Bitrate Calculation: The total bitrate is the sum of the entropy costs of the scale-specific spatial parameters and the shared channel parameters. The sharing of the channel parameters significantly reduces the second term.

3. Key Contributions

Theoretical Insight: First systematic analysis and exploitation of scale self-similarity within the INR generation process, extending the INR principle from coordinate-wise logic to multi-scale generative logic.
Novel Architecture: Introduction of SRNeRV, a highly compact recursive framework utilizing a hybrid sharing scheme that decouples spatial and channel mixing.
Performance Validation: Extensive experiments demonstrating that this design achieves superior rate-distortion performance, particularly in scenarios where INRs naturally excel.

4. Experimental Results

The authors evaluated SRNeRV on diverse datasets, including UVG, HEVC Class B (HD), HEVC Class E (complex motion), and Screen Content Coding (SCC) sequences.

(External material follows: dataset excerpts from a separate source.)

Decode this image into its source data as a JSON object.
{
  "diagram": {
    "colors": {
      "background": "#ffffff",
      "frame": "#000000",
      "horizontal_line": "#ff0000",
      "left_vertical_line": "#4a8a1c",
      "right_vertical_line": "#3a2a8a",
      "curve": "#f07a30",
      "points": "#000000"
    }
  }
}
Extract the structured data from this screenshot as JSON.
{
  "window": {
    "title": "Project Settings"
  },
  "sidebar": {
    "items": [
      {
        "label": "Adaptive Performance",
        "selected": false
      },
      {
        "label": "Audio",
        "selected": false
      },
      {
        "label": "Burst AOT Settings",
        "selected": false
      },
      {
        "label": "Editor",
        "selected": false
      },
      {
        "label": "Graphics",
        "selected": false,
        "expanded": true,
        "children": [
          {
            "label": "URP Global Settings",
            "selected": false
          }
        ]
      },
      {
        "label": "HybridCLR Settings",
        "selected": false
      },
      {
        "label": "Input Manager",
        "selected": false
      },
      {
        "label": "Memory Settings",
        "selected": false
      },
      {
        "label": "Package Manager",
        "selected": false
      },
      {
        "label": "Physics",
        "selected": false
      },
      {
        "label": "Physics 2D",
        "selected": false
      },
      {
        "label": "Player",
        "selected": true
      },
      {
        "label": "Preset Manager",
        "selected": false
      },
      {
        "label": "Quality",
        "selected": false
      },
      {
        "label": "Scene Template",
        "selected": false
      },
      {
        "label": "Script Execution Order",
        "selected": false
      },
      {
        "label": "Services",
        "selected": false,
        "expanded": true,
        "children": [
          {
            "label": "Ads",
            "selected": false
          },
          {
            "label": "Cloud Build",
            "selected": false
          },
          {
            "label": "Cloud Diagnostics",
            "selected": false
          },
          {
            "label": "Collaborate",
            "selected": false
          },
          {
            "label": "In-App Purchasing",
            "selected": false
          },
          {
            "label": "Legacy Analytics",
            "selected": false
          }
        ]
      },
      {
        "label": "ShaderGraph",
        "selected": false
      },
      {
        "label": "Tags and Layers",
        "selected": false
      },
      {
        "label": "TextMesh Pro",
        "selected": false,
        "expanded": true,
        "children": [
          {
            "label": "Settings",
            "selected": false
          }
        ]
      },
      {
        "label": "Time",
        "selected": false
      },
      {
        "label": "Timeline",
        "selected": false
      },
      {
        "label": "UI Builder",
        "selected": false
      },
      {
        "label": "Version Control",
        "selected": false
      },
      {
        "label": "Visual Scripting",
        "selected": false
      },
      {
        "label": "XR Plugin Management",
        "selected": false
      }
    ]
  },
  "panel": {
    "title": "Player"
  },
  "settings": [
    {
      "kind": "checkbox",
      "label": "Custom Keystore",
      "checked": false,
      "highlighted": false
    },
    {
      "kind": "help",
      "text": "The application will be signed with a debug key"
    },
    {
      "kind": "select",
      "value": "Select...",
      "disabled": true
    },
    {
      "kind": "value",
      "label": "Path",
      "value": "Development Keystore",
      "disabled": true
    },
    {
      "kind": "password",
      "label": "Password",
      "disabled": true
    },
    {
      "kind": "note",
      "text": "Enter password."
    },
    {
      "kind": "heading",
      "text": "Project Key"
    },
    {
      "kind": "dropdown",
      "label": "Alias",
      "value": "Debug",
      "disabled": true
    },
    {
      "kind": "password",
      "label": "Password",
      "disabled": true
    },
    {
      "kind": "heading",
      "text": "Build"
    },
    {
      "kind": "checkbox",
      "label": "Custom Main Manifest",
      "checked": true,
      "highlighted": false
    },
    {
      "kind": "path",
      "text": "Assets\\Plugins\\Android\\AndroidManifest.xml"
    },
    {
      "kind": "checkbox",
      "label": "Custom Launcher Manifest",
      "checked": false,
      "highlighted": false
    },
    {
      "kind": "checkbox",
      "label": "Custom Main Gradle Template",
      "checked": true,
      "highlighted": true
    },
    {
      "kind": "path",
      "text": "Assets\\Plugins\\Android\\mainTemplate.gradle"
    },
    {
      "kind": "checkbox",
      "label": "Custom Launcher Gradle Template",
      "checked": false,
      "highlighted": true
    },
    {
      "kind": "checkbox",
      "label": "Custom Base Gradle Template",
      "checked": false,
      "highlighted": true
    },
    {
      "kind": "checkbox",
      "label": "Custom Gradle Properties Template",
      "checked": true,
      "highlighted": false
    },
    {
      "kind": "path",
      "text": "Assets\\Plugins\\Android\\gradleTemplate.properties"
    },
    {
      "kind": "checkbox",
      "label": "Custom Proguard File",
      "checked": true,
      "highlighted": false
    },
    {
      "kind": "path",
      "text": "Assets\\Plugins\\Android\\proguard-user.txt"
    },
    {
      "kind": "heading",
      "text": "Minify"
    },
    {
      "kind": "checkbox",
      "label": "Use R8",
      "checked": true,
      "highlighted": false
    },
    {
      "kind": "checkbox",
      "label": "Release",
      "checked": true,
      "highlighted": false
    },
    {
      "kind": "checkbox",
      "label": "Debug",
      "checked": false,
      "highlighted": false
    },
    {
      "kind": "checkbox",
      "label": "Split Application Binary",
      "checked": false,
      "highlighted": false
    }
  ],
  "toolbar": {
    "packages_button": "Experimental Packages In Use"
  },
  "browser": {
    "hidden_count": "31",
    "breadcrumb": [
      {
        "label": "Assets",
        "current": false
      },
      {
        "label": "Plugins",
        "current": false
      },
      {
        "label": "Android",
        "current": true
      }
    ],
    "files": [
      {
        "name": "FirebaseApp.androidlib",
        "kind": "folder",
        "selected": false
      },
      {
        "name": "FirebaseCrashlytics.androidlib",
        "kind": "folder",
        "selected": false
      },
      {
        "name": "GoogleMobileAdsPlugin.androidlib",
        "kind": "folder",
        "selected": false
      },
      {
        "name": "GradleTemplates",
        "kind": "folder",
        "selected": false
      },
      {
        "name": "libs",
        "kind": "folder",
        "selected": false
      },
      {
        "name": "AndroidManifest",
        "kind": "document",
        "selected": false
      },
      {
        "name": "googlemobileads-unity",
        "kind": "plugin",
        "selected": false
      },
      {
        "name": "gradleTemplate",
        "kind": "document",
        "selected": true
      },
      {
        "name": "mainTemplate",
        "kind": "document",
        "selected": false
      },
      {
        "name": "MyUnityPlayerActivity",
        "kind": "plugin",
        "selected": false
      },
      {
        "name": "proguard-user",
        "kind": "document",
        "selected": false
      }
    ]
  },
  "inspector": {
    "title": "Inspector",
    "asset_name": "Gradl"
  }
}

Comparison: SRNeRV was benchmarked against traditional codecs (H.266/VVC) and state-of-the-art INR baselines (HNeRV, Boost-NeRV, HiNeRV).
Metrics: Performance was measured using BDBR (Bjontegaard Delta Bit-Rate), where negative values indicate bitrate savings for the same quality.
Key Findings:
- Overall Gain: SRNeRV consistently outperformed HiNeRV and other baselines across all datasets.
- INR-Friendly Scenarios: The most significant improvements were observed in HEVC Class E and SCC sequences. In these scenarios (static backgrounds or high-frequency text/graphics), the shared channel mixer effectively models the static/repetitive background, freeing up the parameter budget for the scale-specific spatial modules to capture complex foreground details.
- Ablation Study: Comparing SRNeRV against a "Full Share" variant (sharing the entire block) proved that while sharing helps, retaining scale-specific spatial modules is crucial for balancing parameter compactness with high-fidelity reconstruction.

5. Significance

Efficiency: SRNeRV demonstrates that INR-based video compression can be made significantly more parameter-efficient without sacrificing reconstruction quality. By sharing the heavy FFN components, the model size is drastically reduced.
Paradigm Shift: It validates that the "repetitive logic" principle, common in classical computer vision (e.g., Laplacian pyramids) and generative models (e.g., Diffusion models), applies effectively to the spatial scale axis of INRs.
Future Direction: The paper suggests that targeted recursive sharing is a promising direction for future neural representation designs, offering a path toward highly compact, high-performance video codecs that leverage the inherent structure of visual data.